Как ни страшно, может быть, это прозвучит, но мне кажется, что “внутри” сложившихся в 1939 — 1941 годах (еще раз подчеркиваю — до начала войны!) в жизни семьи трагических обстоятельств — возникла некая стабильность. Более того — с Алей, высланной из тюрьмы в лагерь, наладилась переписка, к ней на свидание собирался поехать (хлопотал о разрешении) ее любимый человек, Марина Ивановна деятельно готовила посылку к его поездке. Казалось, что Сергея Яковлевича тоже скоро вышлют, как и Алю (было сказано готовить его зимнюю одежду), и, может быть, с ним тоже станет возможной переписка. Оставались какие-то надежды. Нина Гордон (подруга Али, жена ее еще парижского приятеля Юза Гордона, тоже вернувшегося в СССР и тоже арестованного) вспоминает одну свою прогулку с Мариной Ивановной осенью 40-го года в Нескучном саду — как Марина мечтала тогда об освобождении Сережи и о тихой жизни с ним где-нибудь подальше от Москвы...
22 июня 1941 года все рухнуло. Прервались все связи с Алей и Сережей (с ним, впрочем, была только “односторонняя” связь: приняли передачу — значит, жив!), стали запрещены и письма, и передачи.

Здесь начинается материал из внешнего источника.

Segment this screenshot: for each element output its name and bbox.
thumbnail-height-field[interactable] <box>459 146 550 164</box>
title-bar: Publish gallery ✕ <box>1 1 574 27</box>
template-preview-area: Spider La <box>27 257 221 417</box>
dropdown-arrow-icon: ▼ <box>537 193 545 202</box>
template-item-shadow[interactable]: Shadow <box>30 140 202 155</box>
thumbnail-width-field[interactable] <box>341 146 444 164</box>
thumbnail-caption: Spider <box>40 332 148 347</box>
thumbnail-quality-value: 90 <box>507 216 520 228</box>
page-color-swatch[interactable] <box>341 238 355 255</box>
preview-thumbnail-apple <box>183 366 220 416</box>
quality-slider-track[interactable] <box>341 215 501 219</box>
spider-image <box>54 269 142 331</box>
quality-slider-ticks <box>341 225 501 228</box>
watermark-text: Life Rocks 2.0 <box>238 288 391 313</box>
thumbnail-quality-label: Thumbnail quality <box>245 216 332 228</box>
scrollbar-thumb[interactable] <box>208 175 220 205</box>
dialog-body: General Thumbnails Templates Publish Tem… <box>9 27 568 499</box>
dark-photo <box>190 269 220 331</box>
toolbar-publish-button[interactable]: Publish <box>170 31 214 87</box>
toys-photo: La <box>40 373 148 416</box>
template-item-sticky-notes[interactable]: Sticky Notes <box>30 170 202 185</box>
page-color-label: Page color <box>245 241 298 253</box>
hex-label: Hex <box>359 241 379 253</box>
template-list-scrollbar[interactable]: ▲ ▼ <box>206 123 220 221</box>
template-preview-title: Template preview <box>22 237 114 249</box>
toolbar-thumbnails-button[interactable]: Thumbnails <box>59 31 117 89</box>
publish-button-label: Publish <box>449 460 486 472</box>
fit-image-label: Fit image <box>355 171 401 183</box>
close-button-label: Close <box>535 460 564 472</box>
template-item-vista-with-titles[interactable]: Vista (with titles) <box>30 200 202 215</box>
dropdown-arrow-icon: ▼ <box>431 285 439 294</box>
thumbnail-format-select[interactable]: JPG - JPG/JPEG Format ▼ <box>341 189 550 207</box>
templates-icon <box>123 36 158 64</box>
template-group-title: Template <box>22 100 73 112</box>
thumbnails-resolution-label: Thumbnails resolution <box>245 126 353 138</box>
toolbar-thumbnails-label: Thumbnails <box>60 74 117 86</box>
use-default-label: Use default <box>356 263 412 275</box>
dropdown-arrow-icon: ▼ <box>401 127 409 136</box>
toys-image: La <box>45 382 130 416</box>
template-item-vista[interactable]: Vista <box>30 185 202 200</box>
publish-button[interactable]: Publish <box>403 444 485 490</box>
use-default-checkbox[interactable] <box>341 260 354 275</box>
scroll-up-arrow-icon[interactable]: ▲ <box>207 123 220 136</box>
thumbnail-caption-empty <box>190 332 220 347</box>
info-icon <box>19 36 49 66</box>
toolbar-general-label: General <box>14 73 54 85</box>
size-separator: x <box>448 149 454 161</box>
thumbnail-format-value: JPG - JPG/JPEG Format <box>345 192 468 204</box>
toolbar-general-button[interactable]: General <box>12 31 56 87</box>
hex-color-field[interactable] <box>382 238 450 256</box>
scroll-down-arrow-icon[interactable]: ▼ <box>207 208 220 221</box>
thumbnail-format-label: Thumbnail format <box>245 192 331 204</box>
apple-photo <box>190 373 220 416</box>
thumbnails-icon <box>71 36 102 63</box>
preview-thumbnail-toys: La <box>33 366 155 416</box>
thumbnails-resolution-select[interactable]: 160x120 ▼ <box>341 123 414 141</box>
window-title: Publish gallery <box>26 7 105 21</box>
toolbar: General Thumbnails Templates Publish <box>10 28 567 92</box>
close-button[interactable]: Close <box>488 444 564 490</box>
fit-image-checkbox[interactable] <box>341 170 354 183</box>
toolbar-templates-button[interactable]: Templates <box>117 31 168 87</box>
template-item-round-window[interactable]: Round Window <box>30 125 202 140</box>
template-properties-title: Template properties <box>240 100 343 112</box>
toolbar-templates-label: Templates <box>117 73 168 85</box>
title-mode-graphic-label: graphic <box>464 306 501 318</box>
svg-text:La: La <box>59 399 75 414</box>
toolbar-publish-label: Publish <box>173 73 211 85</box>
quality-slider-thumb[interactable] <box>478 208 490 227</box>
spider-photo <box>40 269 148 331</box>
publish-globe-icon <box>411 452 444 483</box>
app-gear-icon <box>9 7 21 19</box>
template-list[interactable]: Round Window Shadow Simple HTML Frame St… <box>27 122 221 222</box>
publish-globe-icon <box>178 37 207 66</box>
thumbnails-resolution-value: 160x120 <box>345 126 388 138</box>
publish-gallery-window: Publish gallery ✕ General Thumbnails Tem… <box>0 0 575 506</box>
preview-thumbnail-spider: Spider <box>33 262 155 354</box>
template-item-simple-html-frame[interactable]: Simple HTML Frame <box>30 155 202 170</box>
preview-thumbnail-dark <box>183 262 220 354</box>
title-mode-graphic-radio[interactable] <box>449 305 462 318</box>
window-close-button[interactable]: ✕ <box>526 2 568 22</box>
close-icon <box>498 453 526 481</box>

А уж в Елабуге у Марины Ивановны и без НКВД было, увы, слишком много причин для страшного решения... Она почти все сказала в прощальной записке. Мне кажется, не надо искать в простых и понятных словах ее — “попала в тупик” — “детективных” подтекстов. Они (слова эти) и без того очень страшно звучат именно в ее устах, потому что она всю жизнь деятельно искала — и так или иначе находила! — выходы из тупиков. Я заметила, что одно из “ключевых” слов в ее письмах эмигрантских лет — “налаживаю” (свой вечер (выступление), чтобы заработать на выезд на океан с детьми; хлопоты о сохранении при переезде во Францию “чешской стипендии”, об устройстве Сережи в санаторий, а Али — на учебу на курсах живописи, “пробивание” в печать своих стихов и прозы). И во всех испытаниях там ее поддерживал и спасал ее “письменный верный стол”...
В Елабуге она не могла ничего “налаживать” — в тех условиях это было невозможно. И писать не могла. И не видела никакого выхода для себя и, что было для нее гораздо важнее, для Мура... А может быть, еще точнее и страшнее — ей показалось, что она НАШЛА единственный выход: если сама она больше ничем не может помочь сыну, мучающемуся этой жизнью в Елабуге, и помощи ждать им не от кого — ему помогут, если он останется один. А она — не может, измоталась, ушли последние силы. (Я невольно каждый раз вспоминаю при мыслях об этом, самом непоправимом из всех принятых ею за жизнь решений — слова Катерины Ивановны Мармеладовой из романа Достоевского, которые Марина Ивановна несколько раз вспоминала в своих письмах: “Заездили клячу — надорвалась!”)
Я думаю, что самое больное для нее — и почти все объясняющее — сказано в словах: “Это уже не я!”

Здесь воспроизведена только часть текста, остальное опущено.